Trump signals support for 15-week abortion ban
Former president Donald Trump has now indicated that he would support a 15-week federal abortion ban after months of avoiding giving a clear-cut position on the issue.
“The number of weeks now, people are agreeing on 15, and I’m thinking in terms of that, and it’ll come out to something that’s very reasonable,” Mr Trump said in an interview with WABC on Tuesday.
“But people are really — even hard-liners are agreeing — seems to be 15 weeks, seems to be a number that people are agreeing at.”
“You have to have exceptions” for rape, incest, and life of the mother, he added.
However, he stopped short of making that a policy, saying he would announce a specific time frame “at the appropriate time”.
Despite discussing a federal ban, Mr Trump then appeared to contradict himself by saying: “The issue of abortion, we brought it back to the states.”
“And everybody agrees, you’ve heard this for years, all the legal scholars on both sides agree, it’s a state issue. It shouldn’t be a federal issue, it’s a state issue,” he said.
In Tuesday’s interview, Mr Trump also falsely claimed that Democrats are “okay with abortions in the ninth month”.
In 2022, the Supreme Court overturned Roe v Wade— with three Mr Trump-appointed justices supporting that decision.

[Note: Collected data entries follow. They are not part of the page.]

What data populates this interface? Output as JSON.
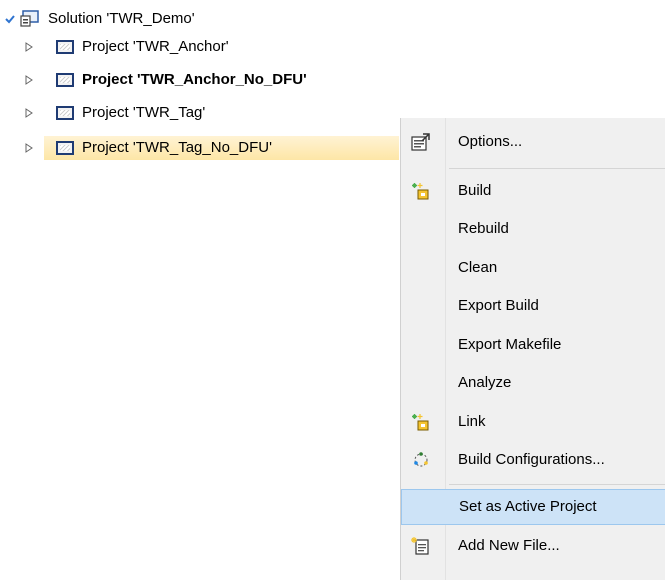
{
  "tree": {
    "solution_label": "Solution 'TWR_Demo'",
    "projects": [
      {
        "label": "Project 'TWR_Anchor'"
      },
      {
        "label": "Project 'TWR_Anchor_No_DFU'"
      },
      {
        "label": "Project 'TWR_Tag'"
      },
      {
        "label": "Project 'TWR_Tag_No_DFU'"
      }
    ]
  },
  "context_menu": {
    "items": [
      {
        "label": "Options...",
        "icon": "options-icon"
      },
      {
        "label": "Build",
        "icon": "build-icon"
      },
      {
        "label": "Rebuild",
        "icon": ""
      },
      {
        "label": "Clean",
        "icon": ""
      },
      {
        "label": "Export Build",
        "icon": ""
      },
      {
        "label": "Export Makefile",
        "icon": ""
      },
      {
        "label": "Analyze",
        "icon": ""
      },
      {
        "label": "Link",
        "icon": "link-icon"
      },
      {
        "label": "Build Configurations...",
        "icon": "build-configurations-icon"
      },
      {
        "label": "Set as Active Project",
        "icon": ""
      },
      {
        "label": "Add New File...",
        "icon": "add-new-file-icon"
      }
    ]
  },
  "colors": {
    "selection_bg": "#fde6a6",
    "menu_bg": "#f0f0f0",
    "menu_highlight": "#cde3f7",
    "project_icon_border": "#1f3b73"
  }
}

Throughout the primaries, as Mr Trump’s rivals voiced their support for a specific time limit on abortions, the former president was reluctant to take a firm stance.

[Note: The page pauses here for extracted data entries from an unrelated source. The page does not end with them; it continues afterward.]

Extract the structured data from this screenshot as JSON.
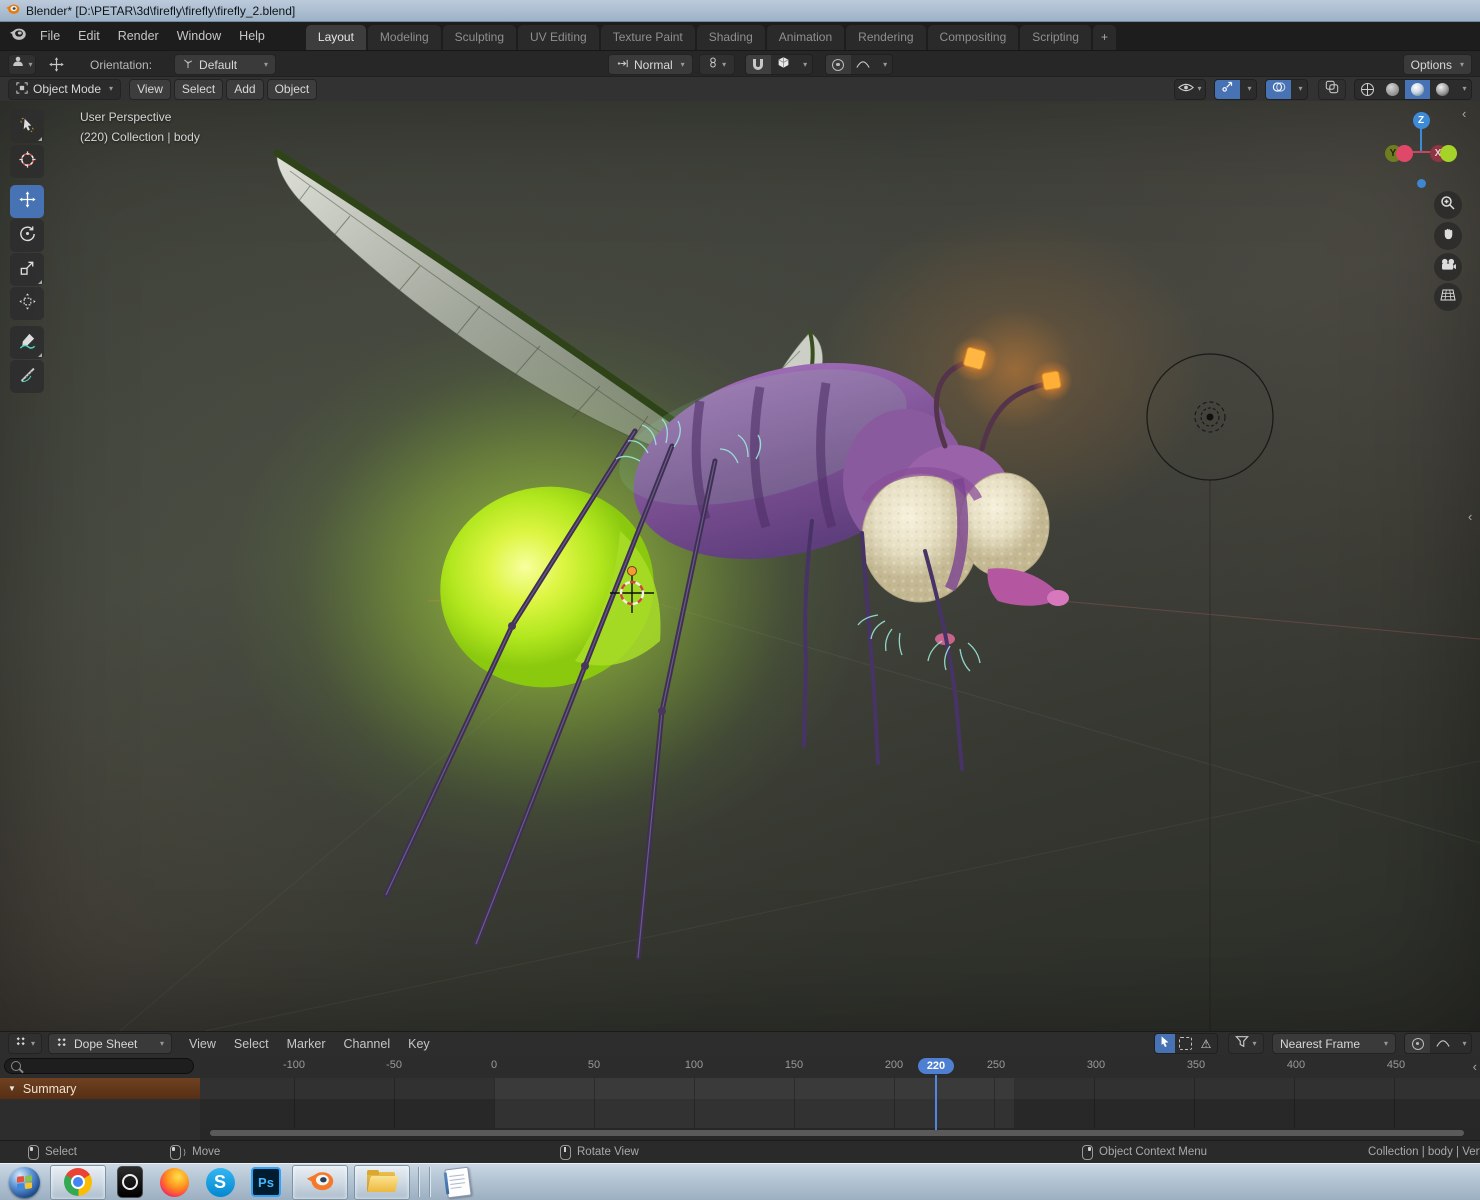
{
  "titlebar": {
    "title": "Blender* [D:\\PETAR\\3d\\firefly\\firefly\\firefly_2.blend]"
  },
  "menubar": {
    "menus": [
      "File",
      "Edit",
      "Render",
      "Window",
      "Help"
    ],
    "tabs": [
      {
        "label": "Layout",
        "active": true
      },
      {
        "label": "Modeling"
      },
      {
        "label": "Sculpting"
      },
      {
        "label": "UV Editing"
      },
      {
        "label": "Texture Paint"
      },
      {
        "label": "Shading"
      },
      {
        "label": "Animation"
      },
      {
        "label": "Rendering"
      },
      {
        "label": "Compositing"
      },
      {
        "label": "Scripting"
      },
      {
        "label": "+"
      }
    ]
  },
  "tool_settings": {
    "orientation_label": "Orientation:",
    "orientation_value": "Default",
    "snap_mode": "Normal",
    "options_label": "Options"
  },
  "viewport_header": {
    "mode": "Object Mode",
    "menus": [
      "View",
      "Select",
      "Add",
      "Object"
    ]
  },
  "viewport": {
    "overlay_line1": "User Perspective",
    "overlay_line2": "(220) Collection | body",
    "axis": {
      "x": "X",
      "y": "Y",
      "z": "Z"
    }
  },
  "dope_sheet": {
    "editor": "Dope Sheet",
    "menus": [
      "View",
      "Select",
      "Marker",
      "Channel",
      "Key"
    ],
    "snap": "Nearest Frame",
    "channel": "Summary",
    "current_frame": "220",
    "ruler": [
      "-100",
      "-50",
      "0",
      "50",
      "100",
      "150",
      "200",
      "250",
      "300",
      "350",
      "400",
      "450"
    ]
  },
  "status_bar": {
    "hints": [
      "Select",
      "Move",
      "Rotate View",
      "Object Context Menu"
    ],
    "context": "Collection | body | Vert"
  },
  "taskbar": {
    "photoshop_label": "Ps",
    "skype_label": "S"
  },
  "icons": {
    "chevron_down": "▾",
    "warning": "⚠",
    "triangle_down": "▼",
    "collapse_left": "‹"
  },
  "colors": {
    "accent_blue": "#4772b3",
    "frame_badge": "#4f7fd0",
    "glow_green": "#c8f22e",
    "glow_orange": "#ffa23a",
    "summary_brown": "#6b3d1d"
  }
}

In February, The New York Times reported that the former president had quietly expressed support for a 16-week ban — with exceptions in the cases of rape or incest, or to save the life of the mother.

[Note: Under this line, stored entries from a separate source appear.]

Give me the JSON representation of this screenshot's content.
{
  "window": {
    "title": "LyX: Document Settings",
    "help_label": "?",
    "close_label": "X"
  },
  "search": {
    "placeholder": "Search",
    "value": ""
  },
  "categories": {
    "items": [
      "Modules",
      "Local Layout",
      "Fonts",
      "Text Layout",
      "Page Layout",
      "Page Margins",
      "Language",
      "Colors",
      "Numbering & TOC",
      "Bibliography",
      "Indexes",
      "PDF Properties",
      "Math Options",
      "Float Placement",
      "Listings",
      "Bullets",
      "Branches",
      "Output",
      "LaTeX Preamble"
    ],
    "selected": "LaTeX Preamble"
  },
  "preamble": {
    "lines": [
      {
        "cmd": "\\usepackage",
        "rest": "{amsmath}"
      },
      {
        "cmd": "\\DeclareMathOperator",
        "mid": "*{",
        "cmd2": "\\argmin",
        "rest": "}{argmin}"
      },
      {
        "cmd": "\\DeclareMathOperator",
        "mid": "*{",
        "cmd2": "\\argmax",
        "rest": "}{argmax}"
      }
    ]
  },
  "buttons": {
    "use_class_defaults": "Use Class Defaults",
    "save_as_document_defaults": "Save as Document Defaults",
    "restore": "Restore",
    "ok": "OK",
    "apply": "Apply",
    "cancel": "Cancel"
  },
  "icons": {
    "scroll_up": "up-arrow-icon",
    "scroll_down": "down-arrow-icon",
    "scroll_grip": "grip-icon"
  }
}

However, he told his advisers he wanted to keep his opinions private until the end of the Republican presidential primary, the paper reported.
The 16-week number is said to have appealed to Mr Trump because it was an even number, a staffer recalled him saying. “It’s even. It’s four months,” Mr Trump allegedly said.
Mr Trump’s position comes in sharp contrast with his 2024 rival President Joe Biden’s campaign, which has made the issue of abortion rights a central focus. At his State of the Union address earlier in March, Mr Biden vowed to restore abortion protections and bashed the Supreme Court’s reversal of Roe v Wade.
“With all due respect, justices, women are not without ... electoral or political power,” he said.